Every app needs assets, whether it's images or json files that need to be available for your app at runtime. In this lesson we look into how Nx already generates and configures a dedicated assets folder for you and how you can even customize that further.

Lecturer: [0:00] Now that we have added so much here of components as well as some styling, our application looks already much nicer. As you can see here, there are some white spaces up here at our very top of our board game visualization. Here are some images supposed to be.

[0:16] If you go back into our code, we can see that there is some image being passed in which contains the URL. If we go to our fake data, you can see that the image basically points to slash assets [inaudible 29.9] PNG which we don't have at the moment.

[0:32] In order to serve assets within an nx workspace, especially within our React App here inside of the nx workspace, we have already a pre-defined folder which is here assets. That has been pre-generated for you when you generated the React application.

[0:45] What I can do is I can go and paste in here the corresponding assets. Let's also restart a WebDev server just to be sure. Now, if you go to our application you can see that now we have according images visualized at the very top of each game.

[1:00] Now, you can, of course, determine and define by yourself which type of folder you'd like to have, and what you would like to have included in your application in terms of assets. That whole thing is configured again in the workspace JSON.

[1:12] If we open that up and go to the project store and scroll down a bit, you can see we have an assets node in here, which is an array of different kind of strings, which bind to either files, or in this case, an entire directory.
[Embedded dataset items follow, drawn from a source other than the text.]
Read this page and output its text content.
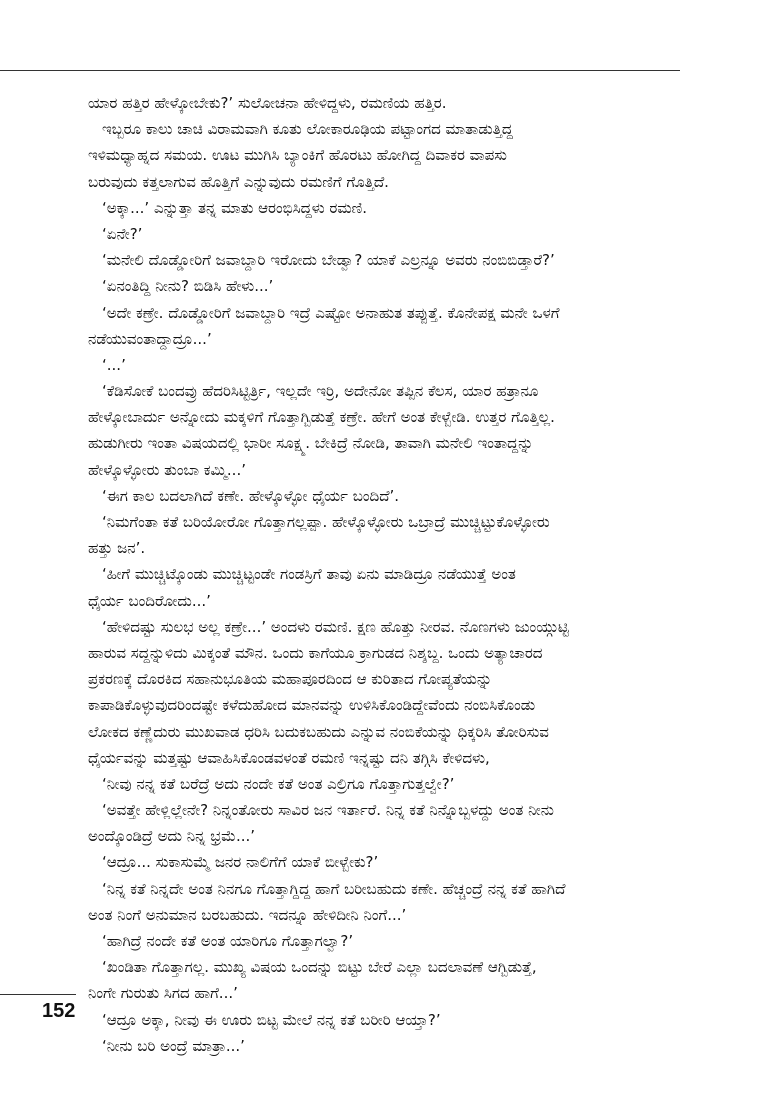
ಯಾರ ಹತ್ತಿರ ಹೇಳ್ಕೋಬೇಕು?’ ಸುಲೋಚನಾ ಹೇಳಿದ್ದಳು, ರಮಣಿಯ ಹತ್ತಿರ.
ಇಬ್ಬರೂ ಕಾಲು ಚಾಚಿ ವಿರಾಮವಾಗಿ ಕೂತು ಲೋಕಾರೂಢಿಯ ಪಟ್ಟಾಂಗದ ಮಾತಾಡುತ್ತಿದ್ದ
ಇಳಿಮಧ್ಯಾಹ್ನದ ಸಮಯ. ಊಟ ಮುಗಿಸಿ ಬ್ಯಾಂಕಿಗೆ ಹೊರಟು ಹೋಗಿದ್ದ ದಿವಾಕರ ವಾಪಸು
ಬರುವುದು ಕತ್ತಲಾಗುವ ಹೊತ್ತಿಗೆ ಎನ್ನುವುದು ರಮಣಿಗೆ ಗೊತ್ತಿದೆ.
‘ಅಕ್ಕಾ...’ ಎನ್ನುತ್ತಾ ತನ್ನ ಮಾತು ಆರಂಭಿಸಿದ್ದಳು ರಮಣಿ.
‘ಏನೇ?’
‘ಮನೇಲಿ ದೊಡ್ಡೋರಿಗೆ ಜವಾಬ್ದಾರಿ ಇರೋದು ಬೇಡ್ವಾ? ಯಾಕೆ ಎಲ್ರನ್ನೂ ಅವರು ನಂಬಿಬಿಡ್ತಾರೆ?’
‘ಏನಂತಿದ್ದಿ ನೀನು? ಬಿಡಿಸಿ ಹೇಳು...’
‘ಅದೇ ಕಣ್ರೇ. ದೊಡ್ಡೋರಿಗೆ ಜವಾಬ್ದಾರಿ ಇದ್ರೆ ಎಷ್ಟೋ ಅನಾಹುತ ತಪ್ಪುತ್ತೆ. ಕೊನೇಪಕ್ಷ ಮನೇ ಒಳಗೆ
ನಡೆಯುವಂತಾದ್ದಾದ್ರೂ...’
‘...’
‘ಕೆಡಿಸೋಕೆ ಬಂದವ್ರು ಹೆದರಿಸಿಟ್ಟಿರ್ತ್ರಿ, ಇಲ್ಲದೇ ಇರ್ರಿ, ಅದೇನೋ ತಪ್ಪಿನ ಕೆಲಸ, ಯಾರ ಹತ್ರಾನೂ
ಹೇಳ್ಕೋಬಾರ್ದು ಅನ್ನೋದು ಮಕ್ಕಳಿಗೆ ಗೊತ್ತಾಗ್ಬಿಡುತ್ತೆ ಕಣ್ರೇ. ಹೇಗೆ ಅಂತ ಕೇಳ್ಬೇಡಿ. ಉತ್ತರ ಗೊತ್ತಿಲ್ಲ.
ಹುಡುಗೀರು ಇಂತಾ ವಿಷಯದಲ್ಲಿ ಭಾರೀ ಸೂಕ್ಷ್ಮ. ಬೇಕಿದ್ರೆ ನೋಡಿ, ತಾವಾಗಿ ಮನೇಲಿ ಇಂತಾದ್ದನ್ನು
ಹೇಳ್ಕೊಳ್ಳೋರು ತುಂಬಾ ಕಮ್ಮಿ...’
‘ಈಗ ಕಾಲ ಬದಲಾಗಿದೆ ಕಣೇ. ಹೇಳ್ಕೊಳ್ಳೋ ಧೈರ್ಯ ಬಂದಿದೆ’.
‘ನಿಮಗೆಂತಾ ಕತೆ ಬರಿಯೋರೋ ಗೊತ್ತಾಗಲ್ಲಪ್ಪಾ. ಹೇಳ್ಕೊಳ್ಳೋರು ಒಬ್ರಾದ್ರೆ ಮುಚ್ಚಿಟ್ಟುಕೊಳ್ಳೋರು
ಹತ್ತು ಜನ’.
‘ಹೀಗೆ ಮುಚ್ಚಿಟ್ಕೊಂಡು ಮುಚ್ಚಿಟ್ಟಂಡೇ ಗಂಡಸ್ರಿಗೆ ತಾವು ಏನು ಮಾಡಿದ್ರೂ ನಡೆಯುತ್ತೆ ಅಂತ
ಧೈರ್ಯ ಬಂದಿರೋದು...’
‘ಹೇಳಿದಷ್ಟು ಸುಲಭ ಅಲ್ಲ ಕಣ್ರೇ...’ ಅಂದಳು ರಮಣಿ. ಕ್ಷಣ ಹೊತ್ತು ನೀರವ. ನೊಣಗಳು ಜುಂಯ್ಗುಟ್ಟಿ
ಹಾರುವ ಸದ್ದನ್ನುಳಿದು ಮಿಕ್ಕಂತೆ ಮೌನ. ಒಂದು ಕಾಗೆಯೂ ಕ್ರಾಗುಡದ ನಿಶ್ಶಬ್ದ. ಒಂದು ಅತ್ಯಾಚಾರದ
ಪ್ರಕರಣಕ್ಕೆ ದೊರಕಿದ ಸಹಾನುಭೂತಿಯ ಮಹಾಪೂರದಿಂದ ಆ ಕುರಿತಾದ ಗೋಪ್ಯತೆಯನ್ನು
ಕಾಪಾಡಿಕೊಳ್ಳುವುದರಿಂದಷ್ಟೇ ಕಳೆದುಹೋದ ಮಾನವನ್ನು ಉಳಿಸಿಕೊಂಡಿದ್ದೇವೆಂದು ನಂಬಿಸಿಕೊಂಡು
ಲೋಕದ ಕಣ್ಣೆದುರು ಮುಖವಾಡ ಧರಿಸಿ ಬದುಕಬಹುದು ಎನ್ನುವ ನಂಬಿಕೆಯನ್ನು ಧಿಕ್ಕರಿಸಿ ತೋರಿಸುವ
ಧೈರ್ಯವನ್ನು ಮತ್ತಷ್ಟು ಆವಾಹಿಸಿಕೊಂಡವಳಂತೆ ರಮಣಿ ಇನ್ನಷ್ಟು ದನಿ ತಗ್ಗಿಸಿ ಕೇಳಿದಳು,
‘ನೀವು ನನ್ನ ಕತೆ ಬರೆದ್ರೆ ಅದು ನಂದೇ ಕತೆ ಅಂತ ಎಲ್ರಿಗೂ ಗೊತ್ತಾಗುತ್ತಲ್ವೇ?’
‘ಅವತ್ತೇ ಹೇಳ್ಲಿಲ್ಲೇನೇ? ನಿನ್ನಂತೋರು ಸಾವಿರ ಜನ ಇರ್ತಾರೆ. ನಿನ್ನ ಕತೆ ನಿನ್ನೊಬ್ಬಳದ್ದು ಅಂತ ನೀನು
ಅಂದ್ಕೊಂಡಿದ್ರೆ ಅದು ನಿನ್ನ ಭ್ರಮೆ...’
‘ಆದ್ರೂ... ಸುಕಾಸುಮ್ಮೆ ಜನರ ನಾಲಿಗೆಗೆ ಯಾಕೆ ಬೀಳ್ಬೇಕು?’
‘ನಿನ್ನ ಕತೆ ನಿನ್ನದೇ ಅಂತ ನಿನಗೂ ಗೊತ್ತಾಗ್ದಿದ್ದ ಹಾಗೆ ಬರೀಬಹುದು ಕಣೇ. ಹೆಚ್ಚಂದ್ರೆ ನನ್ನ ಕತೆ ಹಾಗಿದೆ
ಅಂತ ನಿಂಗೆ ಅನುಮಾನ ಬರಬಹುದು. ಇದನ್ನೂ ಹೇಳಿದೀನಿ ನಿಂಗೆ...’
‘ಹಾಗಿದ್ರೆ ನಂದೇ ಕತೆ ಅಂತ ಯಾರಿಗೂ ಗೊತ್ತಾಗಲ್ವಾ?’
‘ಖಂಡಿತಾ ಗೊತ್ತಾಗಲ್ಲ. ಮುಖ್ಯ ವಿಷಯ ಒಂದನ್ನು ಬಿಟ್ಟು ಬೇರೆ ಎಲ್ಲಾ ಬದಲಾವಣೆ ಆಗ್ಬಿಡುತ್ತೆ,
ನಿಂಗೇ ಗುರುತು ಸಿಗದ ಹಾಗೆ...’
‘ಆದ್ರೂ ಅಕ್ಕಾ, ನೀವು ಈ ಊರು ಬಿಟ್ಟ ಮೇಲೆ ನನ್ನ ಕತೆ ಬರೀರಿ ಆಯ್ತಾ?’
‘ನೀನು ಬರಿ ಅಂದ್ರೆ ಮಾತ್ರಾ...’
152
[1:25] This is a simple way of defining assets. You can even go a bit more complicated based on your needs, and specify the extended way of copying assets. You can give it an input, which points to some folder location. It could be even the current location of that specific project.

[1:42] You give it a glob, which is a pattern which you want to specify in terms of what you want to copy. For instance, you can say all .png files and nothing else. Then you give it an output directory, which points to where the asset should be copied.

[1:57] When our application is being served, those assets are directly being served during the webpack-dev-server stage, as well as when you compile the application, they are being copied over to your disk folder.